Much of the work in this show [“This Will Have Been: Art, Love & Politics in the 1980s” at the Institute of Contemporary Art, Boston] attempted to counter a rising tide of political conservatism, seeking justice and an extension of freedoms for women, for African-Americans, for Latin Americans living under dictatorships, for gays and lesbians, and for a whole world living in the shadow of AIDS.
The show is divided into four chapters: “Gender Trouble,” “The End Is Near,” “Democracy,” and “Desire and Longing.” That last section includes work about the search not only for sex and love, but for shiny new commodities, a new politics, a world free of AIDS. It’s an amazingly potent room.
Jeff Koons is represented with his stainless steel “Bunny,” one of the decade’s great and defining works. Sophie Calle is here with “The Shadow,” an elaborate fantasy (she hired a private detective — without his knowing that she had hired him — to follow her around Paris) which takes longing and narcissism to weirdly intricate extremes.
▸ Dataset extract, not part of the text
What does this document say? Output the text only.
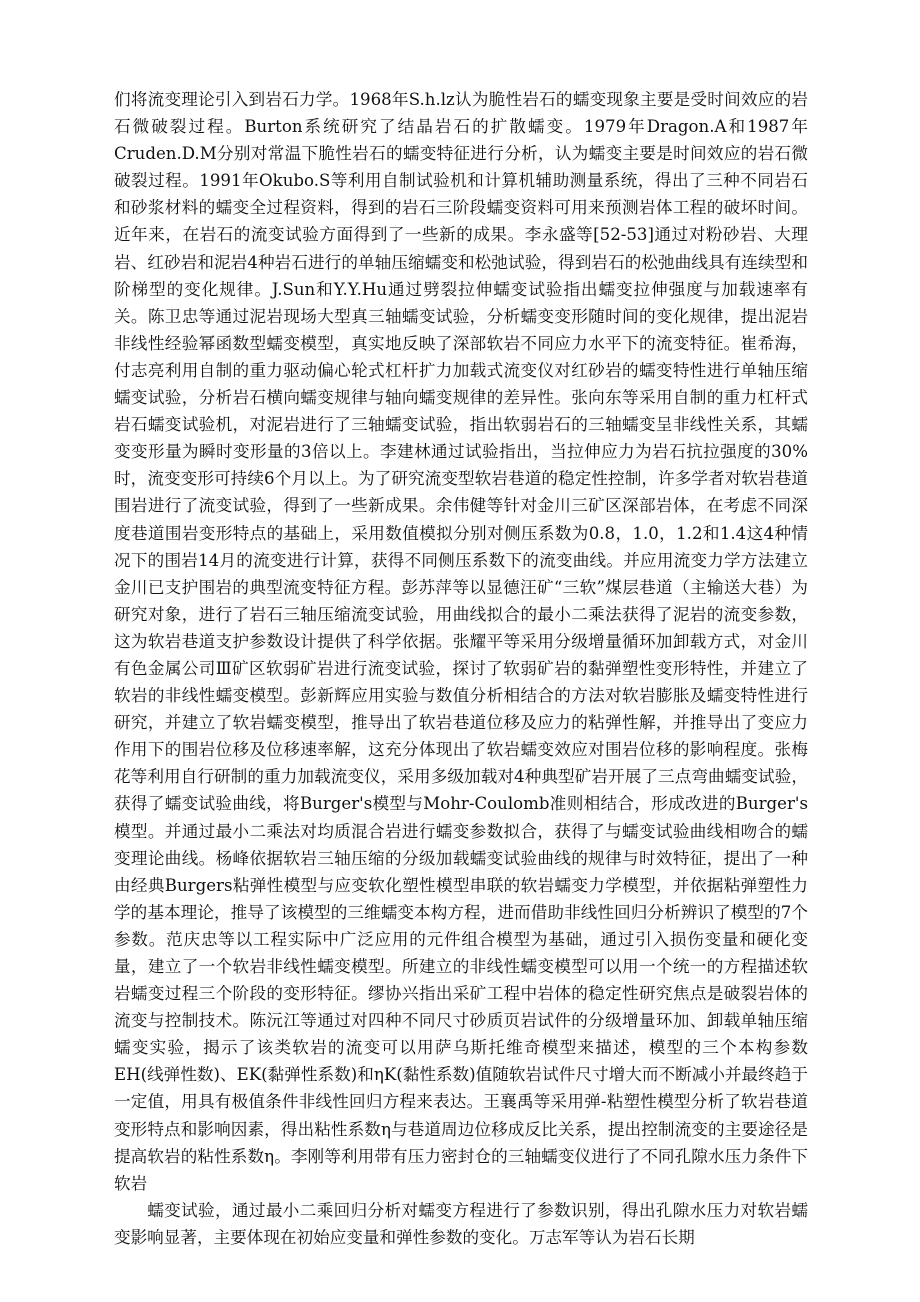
们将流变理论引入到岩石力学。1968年S.h.lz认为脆性岩石的蠕变现象主要是受时间效应的岩石微破裂过程。Burton系统研究了结晶岩石的扩散蠕变。1979年Dragon.A和1987年Cruden.D.M分别对常温下脆性岩石的蠕变特征进行分析，认为蠕变主要是时间效应的岩石微破裂过程。1991年Okubo.S等利用自制试验机和计算机辅助测量系统，得出了三种不同岩石和砂浆材料的蠕变全过程资料，得到的岩石三阶段蠕变资料可用来预测岩体工程的破坏时间。近年来，在岩石的流变试验方面得到了一些新的成果。李永盛等[52-53]通过对粉砂岩、大理岩、红砂岩和泥岩4种岩石进行的单轴压缩蠕变和松弛试验，得到岩石的松弛曲线具有连续型和阶梯型的变化规律。J.Sun和Y.Y.Hu通过劈裂拉伸蠕变试验指出蠕变拉伸强度与加载速率有关。陈卫忠等通过泥岩现场大型真三轴蠕变试验，分析蠕变变形随时间的变化规律，提出泥岩非线性经验幂函数型蠕变模型，真实地反映了深部软岩不同应力水平下的流变特征。崔希海，付志亮利用自制的重力驱动偏心轮式杠杆扩力加载式流变仪对红砂岩的蠕变特性进行单轴压缩蠕变试验，分析岩石横向蠕变规律与轴向蠕变规律的差异性。张向东等采用自制的重力杠杆式岩石蠕变试验机，对泥岩进行了三轴蠕变试验，指出软弱岩石的三轴蠕变呈非线性关系，其蠕变变形量为瞬时变形量的3倍以上。李建林通过试验指出，当拉伸应力为岩石抗拉强度的30%时，流变变形可持续6个月以上。为了研究流变型软岩巷道的稳定性控制，许多学者对软岩巷道围岩进行了流变试验，得到了一些新成果。余伟健等针对金川三矿区深部岩体，在考虑不同深度巷道围岩变形特点的基础上，采用数值模拟分别对侧压系数为0.8，1.0，1.2和1.4这4种情况下的围岩14月的流变进行计算，获得不同侧压系数下的流变曲线。并应用流变力学方法建立金川已支护围岩的典型流变特征方程。彭苏萍等以显德汪矿“三软”煤层巷道（主输送大巷）为研究对象，进行了岩石三轴压缩流变试验，用曲线拟合的最小二乘法获得了泥岩的流变参数，这为软岩巷道支护参数设计提供了科学依据。张耀平等采用分级增量循环加卸载方式，对金川有色金属公司Ⅲ矿区软弱矿岩进行流变试验，探讨了软弱矿岩的黏弹塑性变形特性，并建立了软岩的非线性蠕变模型。彭新辉应用实验与数值分析相结合的方法对软岩膨胀及蠕变特性进行研究，并建立了软岩蠕变模型，推导出了软岩巷道位移及应力的粘弹性解，并推导出了变应力作用下的围岩位移及位移速率解，这充分体现出了软岩蠕变效应对围岩位移的影响程度。张梅花等利用自行研制的重力加载流变仪，采用多级加载对4种典型矿岩开展了三点弯曲蠕变试验，获得了蠕变试验曲线，将Burger's模型与Mohr-Coulomb准则相结合，形成改进的Burger's模型。并通过最小二乘法对均质混合岩进行蠕变参数拟合，获得了与蠕变试验曲线相吻合的蠕变理论曲线。杨峰依据软岩三轴压缩的分级加载蠕变试验曲线的规律与时效特征，提出了一种由经典Burgers粘弹性模型与应变软化塑性模型串联的软岩蠕变力学模型，并依据粘弹塑性力学的基本理论，推导了该模型的三维蠕变本构方程，进而借助非线性回归分析辨识了模型的7个参数。范庆忠等以工程实际中广泛应用的元件组合模型为基础，通过引入损伤变量和硬化变量，建立了一个软岩非线性蠕变模型。所建立的非线性蠕变模型可以用一个统一的方程描述软岩蠕变过程三个阶段的变形特征。缪协兴指出采矿工程中岩体的稳定性研究焦点是破裂岩体的流变与控制技术。陈沅江等通过对四种不同尺寸砂质页岩试件的分级增量环加、卸载单轴压缩蠕变实验，揭示了该类软岩的流变可以用萨乌斯托维奇模型来描述，模型的三个本构参数EH(线弹性数)、EK(黏弹性系数)和ηK(黏性系数)值随软岩试件尺寸增大而不断减小并最终趋于一定值，用具有极值条件非线性回归方程来表达。王襄禹等采用弹-粘塑性模型分析了软岩巷道变形特点和影响因素，得出粘性系数η与巷道周边位移成反比关系，提出控制流变的主要途径是提高软岩的粘性系数η。李刚等利用带有压力密封仓的三轴蠕变仪进行了不同孔隙水压力条件下软岩

蠕变试验，通过最小二乘回归分析对蠕变方程进行了参数识别，得出孔隙水压力对软岩蠕变影响显著，主要体现在初始应变量和弹性参数的变化。万志军等认为岩石长期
Felix Gonzalez-Torres is represented by two clocks, side by side, almost but not quite in synch, called “Perfect Lovers.” Robert Mapplethorpe is here with three of the neoclassical, sexually charged photographs that kicked off the culture wars of the ’80s; and David Wojnarowicz, whose silent film “A Fire in My Belly” recently revived those culture wars, is here, too, with “Untitled (Buffalo),” a devastatingly poignant work. Those last three artists all died of AIDS-related illnesses.